Even with 8-16 players, (and especially with more dynamic objects) you might try and simulate only the nearest / most relevant ones .. maybe only 3 could influence the player on a particular tick? For instance if you have a potentially visible set you might only be interested in simulating objects that are within the PVS for the player. The general idea is that stuff that is further from the player or deemed less relevant is less likely to cause a change to the player physics.

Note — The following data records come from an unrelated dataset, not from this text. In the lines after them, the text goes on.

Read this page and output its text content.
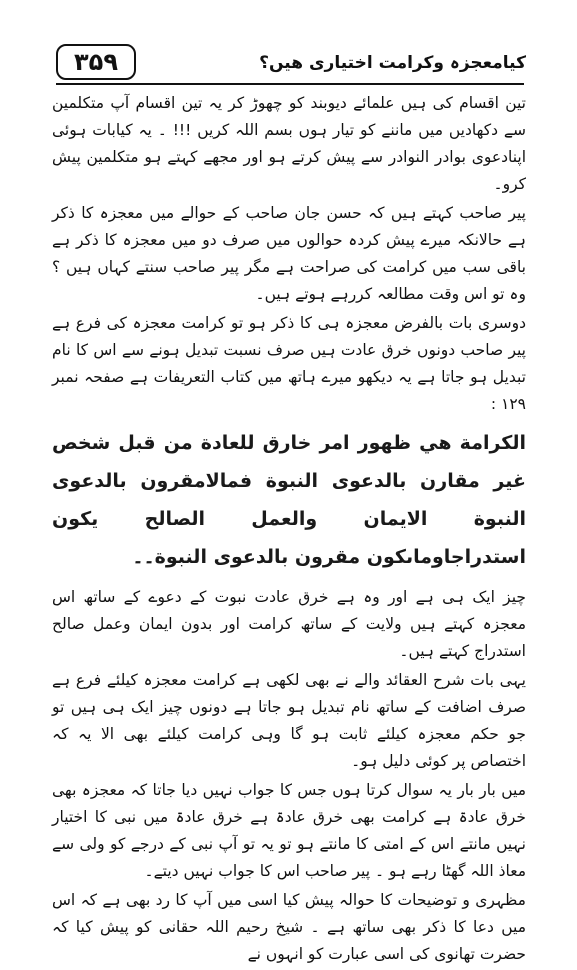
۳۵۹	کیامعجزہ وکرامت اختیاری ھیں؟

تین اقسام کی ہیں علمائے دیوبند کو چھوڑ کر یہ تین اقسام آپ متکلمین سے دکھادیں میں ماننے کو تیار ہوں بسم اللہ کریں !!! ۔ یہ کیابات ہوئی اپنادعوی بوادر النوادر سے پیش کرتے ہو اور مجھے کہتے ہو متکلمین پیش کرو۔

پیر صاحب کہتے ہیں کہ حسن جان صاحب کے حوالے میں معجزہ کا ذکر ہے حالانکہ میرے پیش کردہ حوالوں میں صرف دو میں معجزہ کا ذکر ہے باقی سب میں کرامت کی صراحت ہے مگر پیر صاحب سنتے کہاں ہیں ؟ وہ تو اس وقت مطالعہ کررہے ہوتے ہیں۔

دوسری بات بالفرض معجزہ ہی کا ذکر ہو تو کرامت معجزہ کی فرع ہے پیر صاحب دونوں خرق عادت ہیں صرف نسبت تبدیل ہونے سے اس کا نام تبدیل ہو جاتا ہے یہ دیکھو میرے ہاتھ میں کتاب التعریفات ہے صفحہ نمبر ۱۲۹ :

الكرامة هي ظهور امر خارق للعادة من قبل شخص غير مقارن بالدعوى النبوة فمالامقرون بالدعوى النبوة الايمان والعمل الصالح يكون استدراجاوماىكون مقرون بالدعوى النبوة۔۔

چیز ایک ہی ہے اور وہ ہے خرق عادت نبوت کے دعوے کے ساتھ اس معجزہ کہتے ہیں ولایت کے ساتھ کرامت اور بدون ایمان وعمل صالح استدراج کہتے ہیں۔

یہی بات شرح العقائد والے نے بھی لکھی ہے کرامت معجزہ کیلئے فرع ہے صرف اضافت کے ساتھ نام تبدیل ہو جاتا ہے دونوں چیز ایک ہی ہیں تو جو حکم معجزہ کیلئے ثابت ہو گا وہی کرامت کیلئے بھی الا یہ کہ اختصاص پر کوئی دلیل ہو۔

میں بار بار یہ سوال کرتا ہوں جس کا جواب نہیں دیا جاتا کہ معجزہ بھی خرق عادۃ ہے کرامت بھی خرق عادۃ ہے خرق عادۃ میں نبی کا اختیار نہیں مانتے اس کے امتی کا مانتے ہو تو یہ تو آپ نبی کے درجے کو ولی سے معاذ اللہ گھٹا رہے ہو ۔ پیر صاحب اس کا جواب نہیں دیتے۔

مظہری و توضیحات کا حوالہ پیش کیا اسی میں آپ کا رد بھی ہے کہ اس میں دعا کا ذکر بھی ساتھ ہے ۔ شیخ رحیم اللہ حقانی کو پیش کیا کہ حضرت تھانوی کی اسی عبارت کو انہوں نے
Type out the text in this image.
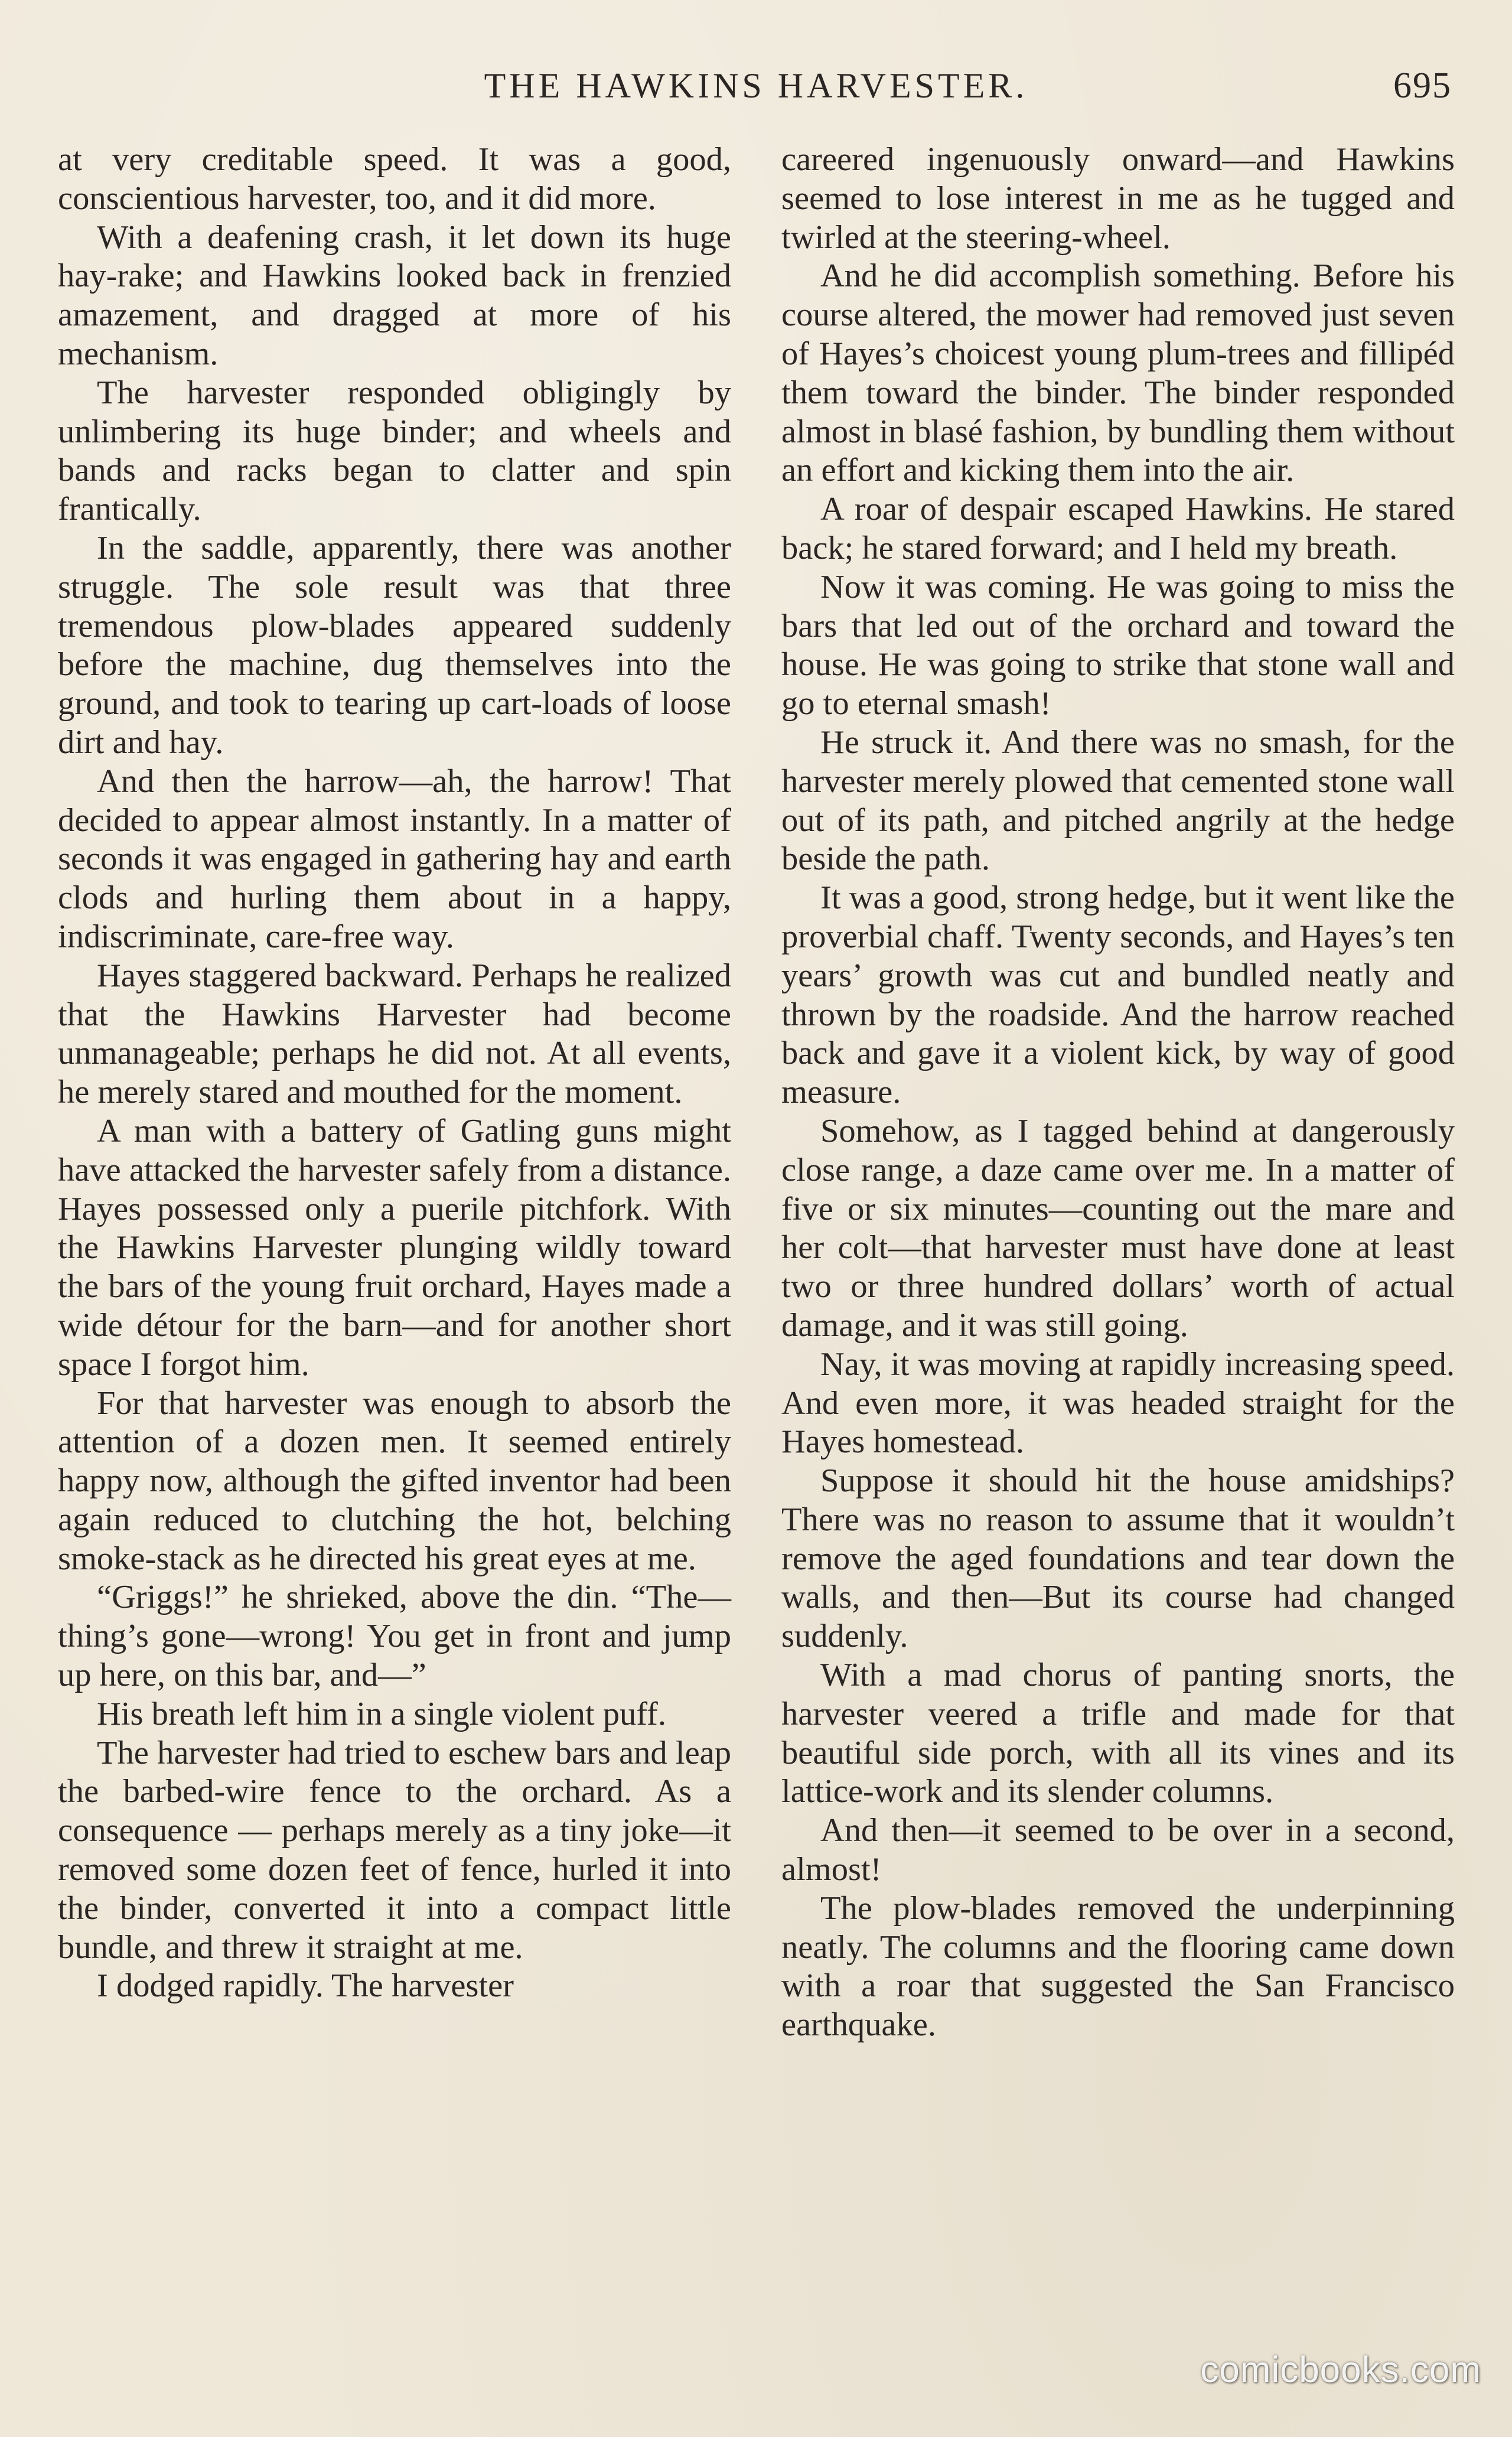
THE HAWKINS HARVESTER.	695

at very creditable speed. It was a good, conscientious harvester, too, and it did more.

With a deafening crash, it let down its huge hay-rake; and Hawkins looked back in frenzied amazement, and dragged at more of his mechanism.

The harvester responded obligingly by unlimbering its huge binder; and wheels and bands and racks began to clatter and spin frantically.

In the saddle, apparently, there was another struggle. The sole result was that three tremendous plow-blades appeared suddenly before the machine, dug themselves into the ground, and took to tearing up cart-loads of loose dirt and hay.

And then the harrow—ah, the harrow! That decided to appear almost instantly. In a matter of seconds it was engaged in gathering hay and earth clods and hurling them about in a happy, indiscriminate, care-free way.

Hayes staggered backward. Perhaps he realized that the Hawkins Harvester had become unmanageable; perhaps he did not. At all events, he merely stared and mouthed for the moment.

A man with a battery of Gatling guns might have attacked the harvester safely from a distance. Hayes possessed only a puerile pitchfork. With the Hawkins Harvester plunging wildly toward the bars of the young fruit orchard, Hayes made a wide détour for the barn—and for another short space I forgot him.

For that harvester was enough to absorb the attention of a dozen men. It seemed entirely happy now, although the gifted inventor had been again reduced to clutching the hot, belching smoke-stack as he directed his great eyes at me.

“Griggs!” he shrieked, above the din. “The—thing’s gone—wrong! You get in front and jump up here, on this bar, and—”

His breath left him in a single violent puff.

The harvester had tried to eschew bars and leap the barbed-wire fence to the orchard. As a consequence — perhaps merely as a tiny joke—it removed some dozen feet of fence, hurled it into the binder, converted it into a compact little bundle, and threw it straight at me.

I dodged rapidly. The harvester

careered ingenuously onward—and Hawkins seemed to lose interest in me as he tugged and twirled at the steering-wheel.

And he did accomplish something. Before his course altered, the mower had removed just seven of Hayes’s choicest young plum-trees and fillipéd them toward the binder. The binder responded almost in blasé fashion, by bundling them without an effort and kicking them into the air.

A roar of despair escaped Hawkins. He stared back; he stared forward; and I held my breath.

Now it was coming. He was going to miss the bars that led out of the orchard and toward the house. He was going to strike that stone wall and go to eternal smash!

He struck it. And there was no smash, for the harvester merely plowed that cemented stone wall out of its path, and pitched angrily at the hedge beside the path.

It was a good, strong hedge, but it went like the proverbial chaff. Twenty seconds, and Hayes’s ten years’ growth was cut and bundled neatly and thrown by the roadside. And the harrow reached back and gave it a violent kick, by way of good measure.

Somehow, as I tagged behind at dangerously close range, a daze came over me. In a matter of five or six minutes—counting out the mare and her colt—that harvester must have done at least two or three hundred dollars’ worth of actual damage, and it was still going.

Nay, it was moving at rapidly increasing speed. And even more, it was headed straight for the Hayes homestead.

Suppose it should hit the house amidships? There was no reason to assume that it wouldn’t remove the aged foundations and tear down the walls, and then—But its course had changed suddenly.

With a mad chorus of panting snorts, the harvester veered a trifle and made for that beautiful side porch, with all its vines and its lattice-work and its slender columns.

And then—it seemed to be over in a second, almost!

The plow-blades removed the underpinning neatly. The columns and the flooring came down with a roar that suggested the San Francisco earthquake.

comicbooks.com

Presuming you are using the simpler scheme of displaying on the client a smoothed / delayed version of the server simulation (for everything but the player) then understand that you might end up with 2 distinct versions of non main player objects :
- a client predicted physics version for use only in determining your players position
- a displayed version which is delayed and matches the server simulation, and is not the client predicted version
As to how you go from a current (wrong) predicted player position to the recalculated position to prevent a snap, you just use interpolation of some sort to smooth it out. Although I don't think this is what you were asking.
15 hours ago, zqf said:
But applying inputs means stepping the player's avatar in the physics engine. From what I've read so far it is common technique to give players instant feedback since games like Quakeworld. But I can't see how this is done in physics engines which only have single monolithic steps?
Well, unless the physics engine has specific support for this, a step is just a step. You would remove objects from the physics that weren't relevant, add ones that are, set their positions, velocities etc, then step them, and read the results. As to how you do this in bullet I have no experience, but I'm sure it would be possible to step manually or abuse to do this.